I’m so sorry that you’re going through this with your animals, @dickwaltzingmatildabruskin. I do suggest that if you have a regurge, you wait 10-14 days before offering another meal, and then offer a meal which is a couple of sizes smaller then usual. If that stays down, in 7 days offer another meal, slightly larger. Repeat until the snake us feeding as usual. If they regurge again, go back to step 1 and proceed more slowly.
Regurges are much harder on snakes than vomiting is on humans. Think about how long the swallowing process takes; reverse this, but with highly acidic fluids in contact with delicate tissues. Feeding before the damage is healed and digestive juices are renewed makes another regurge highly likely. Repeated regurges can lead to all sorts of problems, up to and including death.
I am not saying that this is what’s going on with your snakes. It certainly doesn’t explain why they’re having a regurge initially. It’s a suggestion to help them recover from the regurges, hopefully without repeating them. .
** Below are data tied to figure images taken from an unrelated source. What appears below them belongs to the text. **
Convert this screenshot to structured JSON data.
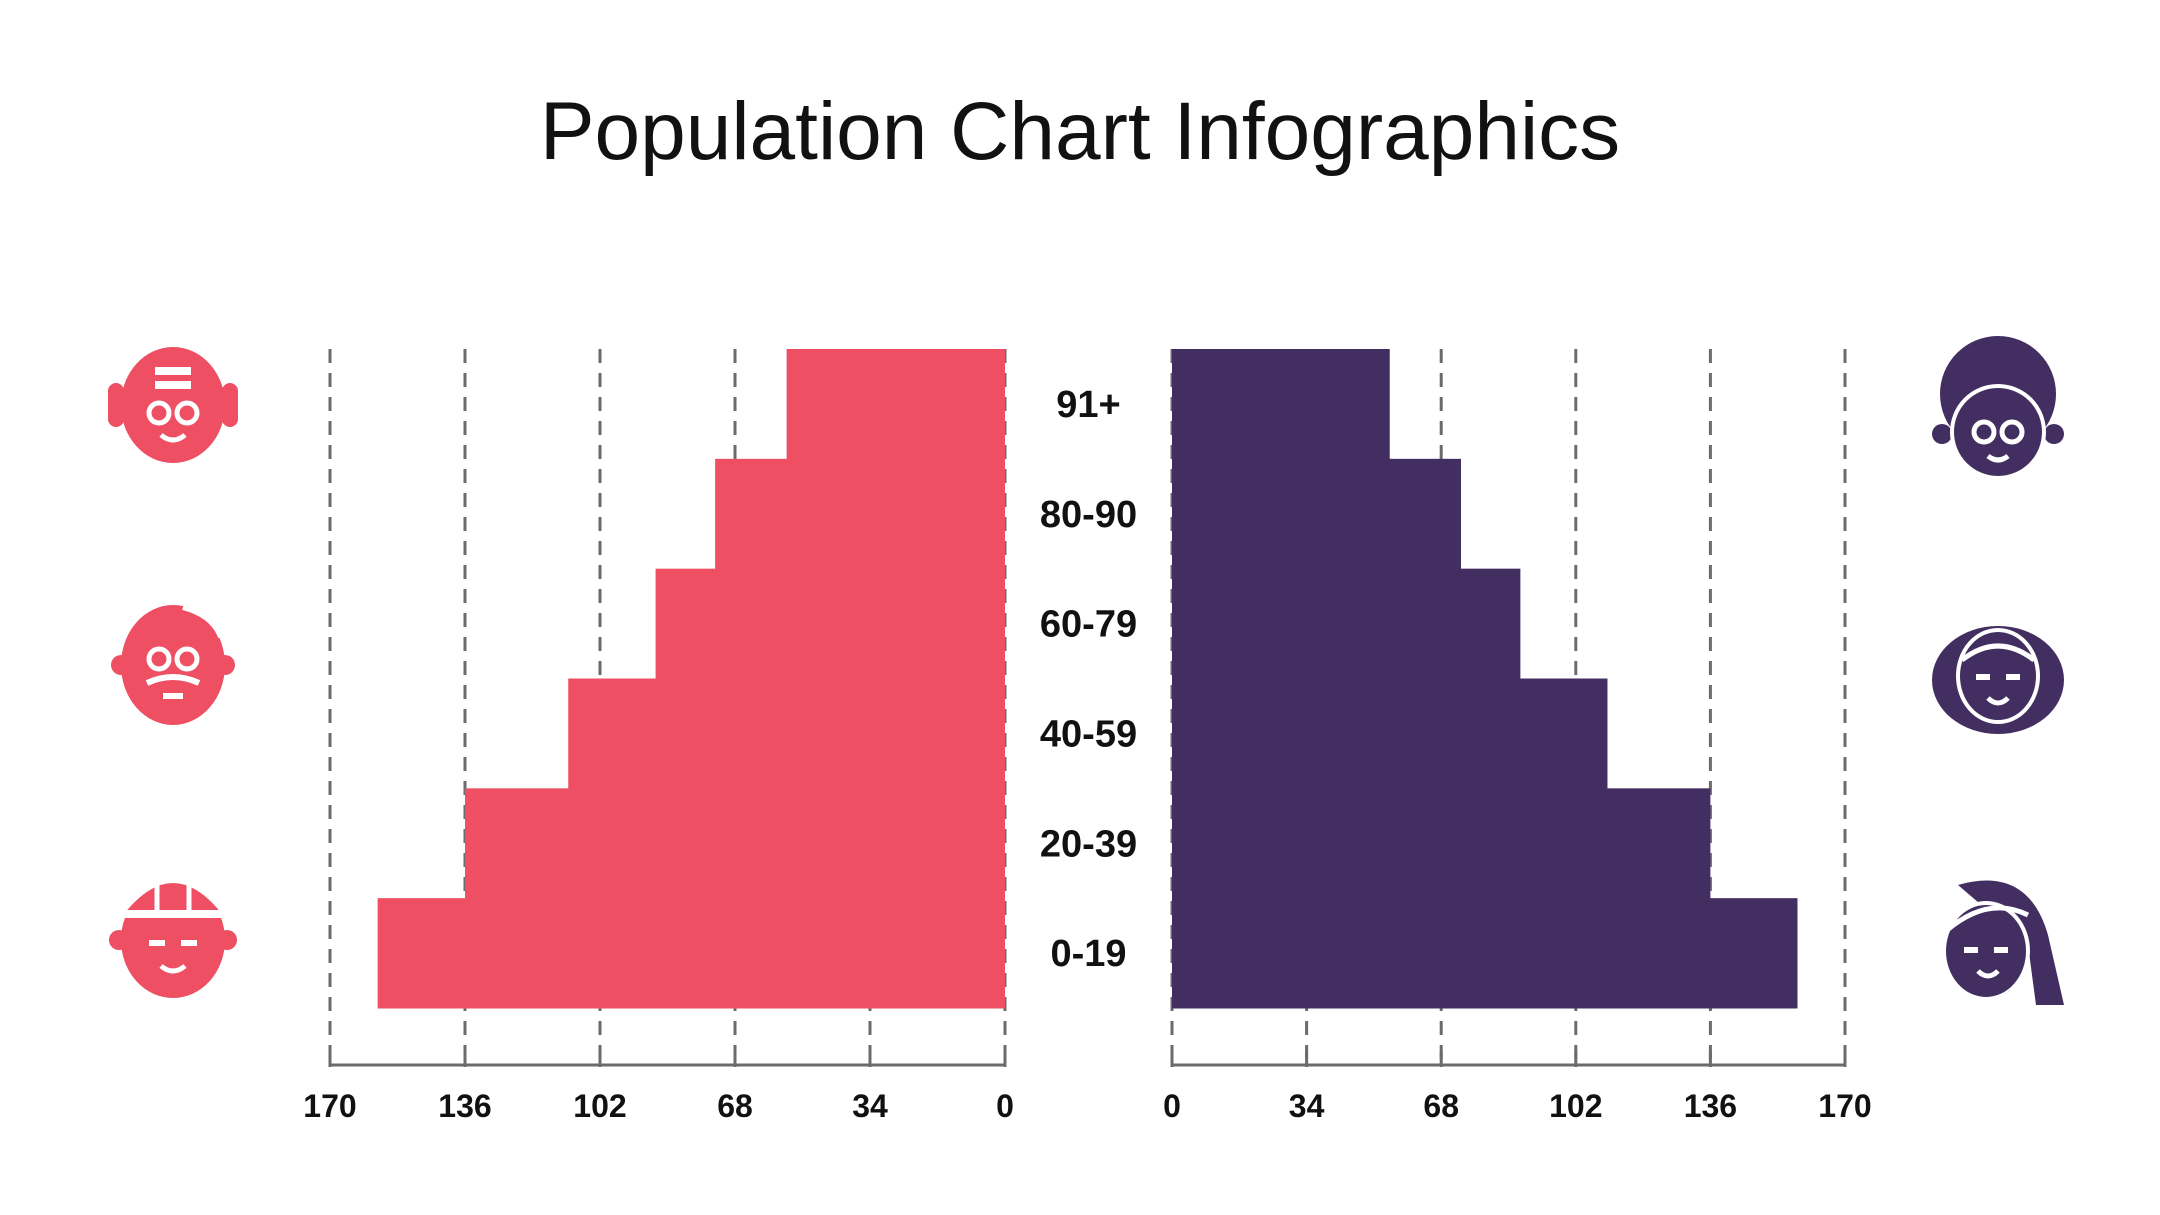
{
  "title": "Population Chart Infographics",
  "colors": {
    "male": "#ee4f63",
    "female": "#422e60",
    "grid": "#6b6b6b",
    "text": "#111111"
  },
  "chart_data": {
    "type": "bar",
    "subtype": "population-pyramid",
    "title": "Population Chart Infographics",
    "categories": [
      "91+",
      "80-90",
      "60-79",
      "40-59",
      "20-39",
      "0-19"
    ],
    "series": [
      {
        "name": "male",
        "side": "left",
        "color": "#ee4f63",
        "values": [
          55,
          73,
          88,
          110,
          136,
          158
        ]
      },
      {
        "name": "female",
        "side": "right",
        "color": "#422e60",
        "values": [
          55,
          73,
          88,
          110,
          136,
          158
        ]
      }
    ],
    "xlim": [
      0,
      170
    ],
    "left_ticks": [
      "170",
      "136",
      "102",
      "68",
      "34",
      "0"
    ],
    "right_ticks": [
      "0",
      "34",
      "68",
      "102",
      "136",
      "170"
    ],
    "grid": "dashed-vertical",
    "icons": {
      "left": [
        "elderly-man-icon",
        "bearded-man-icon",
        "worker-man-icon"
      ],
      "right": [
        "elderly-woman-icon",
        "woman-icon",
        "young-woman-icon"
      ]
    }
  }
}
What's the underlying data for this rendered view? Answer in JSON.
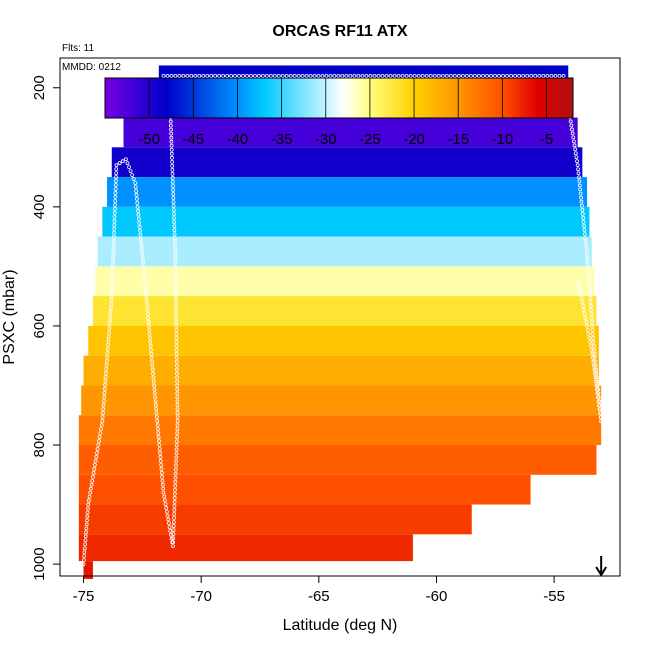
{
  "chart_data": {
    "type": "heatmap",
    "title": "ORCAS RF11 ATX",
    "annotations": {
      "flights": "Flts: 11",
      "date": "MMDD: 0212"
    },
    "xlabel": "Latitude (deg N)",
    "ylabel": "PSXC (mbar)",
    "xlim": [
      -76,
      -52.2
    ],
    "ylim": [
      1020,
      150
    ],
    "x_ticks": [
      -75,
      -70,
      -65,
      -60,
      -55
    ],
    "y_ticks": [
      200,
      400,
      600,
      800,
      1000
    ],
    "colorbar": {
      "range": [
        -55,
        -2
      ],
      "ticks": [
        -50,
        -45,
        -40,
        -35,
        -30,
        -25,
        -20,
        -15,
        -10,
        -5
      ],
      "colors": [
        "#7a00e6",
        "#0000c8",
        "#0090ff",
        "#00c8ff",
        "#ffffff",
        "#ffff80",
        "#ffd000",
        "#ff9500",
        "#ff5000",
        "#e00000",
        "#b01010"
      ],
      "color_stops": [
        -55,
        -48,
        -40,
        -37,
        -28,
        -25,
        -20,
        -15,
        -10,
        -6,
        -2
      ]
    },
    "layers": [
      {
        "p": 175,
        "lat": [
          -71.8,
          -54.4
        ],
        "temp": -48
      },
      {
        "p": 225,
        "lat": [
          -72.8,
          -54.2
        ],
        "temp": -49
      },
      {
        "p": 275,
        "lat": [
          -73.3,
          -54.0
        ],
        "temp": -52
      },
      {
        "p": 325,
        "lat": [
          -73.8,
          -53.8
        ],
        "temp": -49
      },
      {
        "p": 375,
        "lat": [
          -74.0,
          -53.6
        ],
        "temp": -40
      },
      {
        "p": 425,
        "lat": [
          -74.2,
          -53.5
        ],
        "temp": -37
      },
      {
        "p": 475,
        "lat": [
          -74.4,
          -53.4
        ],
        "temp": -31
      },
      {
        "p": 525,
        "lat": [
          -74.5,
          -53.3
        ],
        "temp": -26
      },
      {
        "p": 575,
        "lat": [
          -74.6,
          -53.2
        ],
        "temp": -22
      },
      {
        "p": 625,
        "lat": [
          -74.8,
          -53.1
        ],
        "temp": -19
      },
      {
        "p": 675,
        "lat": [
          -75.0,
          -53.1
        ],
        "temp": -17
      },
      {
        "p": 725,
        "lat": [
          -75.1,
          -53.0
        ],
        "temp": -15
      },
      {
        "p": 775,
        "lat": [
          -75.2,
          -53.0
        ],
        "temp": -13
      },
      {
        "p": 825,
        "lat": [
          -75.2,
          -53.2
        ],
        "temp": -11
      },
      {
        "p": 875,
        "lat": [
          -75.2,
          -56.0
        ],
        "temp": -10
      },
      {
        "p": 925,
        "lat": [
          -75.2,
          -58.5
        ],
        "temp": -9
      },
      {
        "p": 975,
        "lat": [
          -75.2,
          -61.0
        ],
        "temp": -8
      },
      {
        "p": 1015,
        "lat": [
          -75.0,
          -74.6
        ],
        "temp": -7
      }
    ],
    "flight_track": [
      [
        -75.0,
        1000
      ],
      [
        -74.8,
        900
      ],
      [
        -74.2,
        760
      ],
      [
        -73.8,
        550
      ],
      [
        -73.6,
        330
      ],
      [
        -73.2,
        320
      ],
      [
        -72.8,
        360
      ],
      [
        -72.4,
        520
      ],
      [
        -72.0,
        700
      ],
      [
        -71.6,
        880
      ],
      [
        -71.2,
        970
      ],
      [
        -71.0,
        760
      ],
      [
        -71.1,
        480
      ],
      [
        -71.3,
        250
      ],
      [
        -71.6,
        180
      ],
      [
        -64.0,
        180
      ],
      [
        -57.0,
        180
      ],
      [
        -54.6,
        180
      ],
      [
        -54.4,
        230
      ],
      [
        -54.0,
        330
      ],
      [
        -53.6,
        480
      ],
      [
        -53.3,
        640
      ],
      [
        -53.0,
        760
      ],
      [
        -53.4,
        640
      ],
      [
        -54.0,
        520
      ]
    ],
    "surface_arrow_lat": -53.0,
    "legend": "none"
  }
}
Drosophila and Phorid flies are VASTLY different animals and the prior would have no interest in a dead rat as they feed on yeasts. Regardless of what is going on with your animal, the presence of Phorid flies is something you should definitely address because they can be a problem in many many ways (not just the extreme version in the horror story from above)
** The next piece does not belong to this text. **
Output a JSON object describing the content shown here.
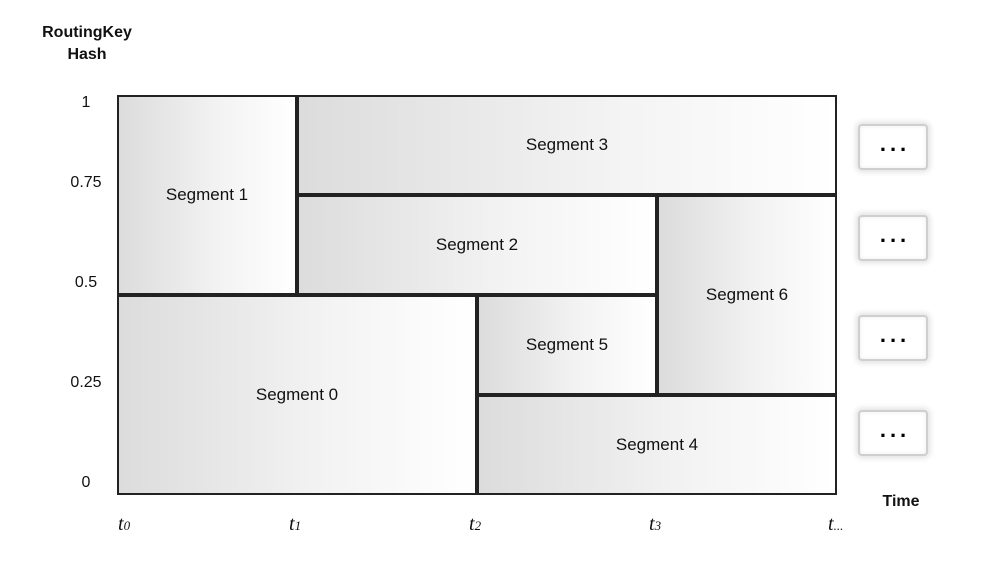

Now… Off to read the rest of this thread and see if I can help with the issue at hand
You say you have ruled out the first and the epidemiology would imply one of the latter
Have you used any kind of insecticide on or around your animals? Even in a proximal room? This includes things like flea powder, No-Pest strips, Nix, Frontline spray, etc…
What are your feeders and how do you prep them? Do you ever refreeze? If so, how many times?
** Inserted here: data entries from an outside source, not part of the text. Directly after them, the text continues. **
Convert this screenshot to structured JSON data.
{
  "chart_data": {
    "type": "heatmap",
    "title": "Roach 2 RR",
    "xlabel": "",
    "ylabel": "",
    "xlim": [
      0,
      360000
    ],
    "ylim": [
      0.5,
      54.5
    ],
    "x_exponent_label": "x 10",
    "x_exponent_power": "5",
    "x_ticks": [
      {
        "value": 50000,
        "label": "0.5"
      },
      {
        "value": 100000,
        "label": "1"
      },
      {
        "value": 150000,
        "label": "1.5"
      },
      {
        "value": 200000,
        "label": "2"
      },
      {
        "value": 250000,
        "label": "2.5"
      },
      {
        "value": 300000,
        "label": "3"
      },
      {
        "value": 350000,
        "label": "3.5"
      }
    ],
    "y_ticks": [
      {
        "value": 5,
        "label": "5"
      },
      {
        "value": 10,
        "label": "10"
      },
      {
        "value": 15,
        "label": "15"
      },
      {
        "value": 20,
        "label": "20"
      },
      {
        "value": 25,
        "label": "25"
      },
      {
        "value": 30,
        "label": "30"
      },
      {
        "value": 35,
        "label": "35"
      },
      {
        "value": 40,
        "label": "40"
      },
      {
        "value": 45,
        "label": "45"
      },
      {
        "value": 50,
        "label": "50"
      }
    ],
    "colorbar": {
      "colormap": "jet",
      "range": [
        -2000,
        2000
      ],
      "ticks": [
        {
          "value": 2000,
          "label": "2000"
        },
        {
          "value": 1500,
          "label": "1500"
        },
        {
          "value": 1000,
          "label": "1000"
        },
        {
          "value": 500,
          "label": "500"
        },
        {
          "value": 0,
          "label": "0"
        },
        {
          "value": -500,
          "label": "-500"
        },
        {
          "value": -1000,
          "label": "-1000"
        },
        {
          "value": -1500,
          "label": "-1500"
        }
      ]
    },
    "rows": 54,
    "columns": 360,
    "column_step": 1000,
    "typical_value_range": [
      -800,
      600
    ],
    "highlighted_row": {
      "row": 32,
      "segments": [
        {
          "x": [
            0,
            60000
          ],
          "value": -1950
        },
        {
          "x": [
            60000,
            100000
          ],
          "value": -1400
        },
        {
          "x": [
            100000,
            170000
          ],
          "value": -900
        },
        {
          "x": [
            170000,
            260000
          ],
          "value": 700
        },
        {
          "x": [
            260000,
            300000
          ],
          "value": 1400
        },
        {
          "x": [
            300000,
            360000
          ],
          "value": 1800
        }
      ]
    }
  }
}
Shooting from the hip ( e.g., absent any dif/diag), I have heard a lot of reports of Coccida outbreaks in collections recently. Treatment of choice is Toltrazuril, but I do not know dosage and you would absolutelt need a compotent vet for that info
As for your previous vet no longer being available, is there any kind of agricultural college near you? Often they will make the vet students there available for atypical animals as part of the teaching experience. Might be worth checking something like that
As for possible toxin exposure, do you burn incense, scented candles, use air plug in fresheners, or have teflon coated pans you cook with? Or use strong bathroom cleaners near the same room as the snakes?
Do you have CO monitors in the same room as the snakes?
Off the top of my head those are potential environmental factors- I am learning that reptiles can have very sensitive lungs… or lung, as the case may be.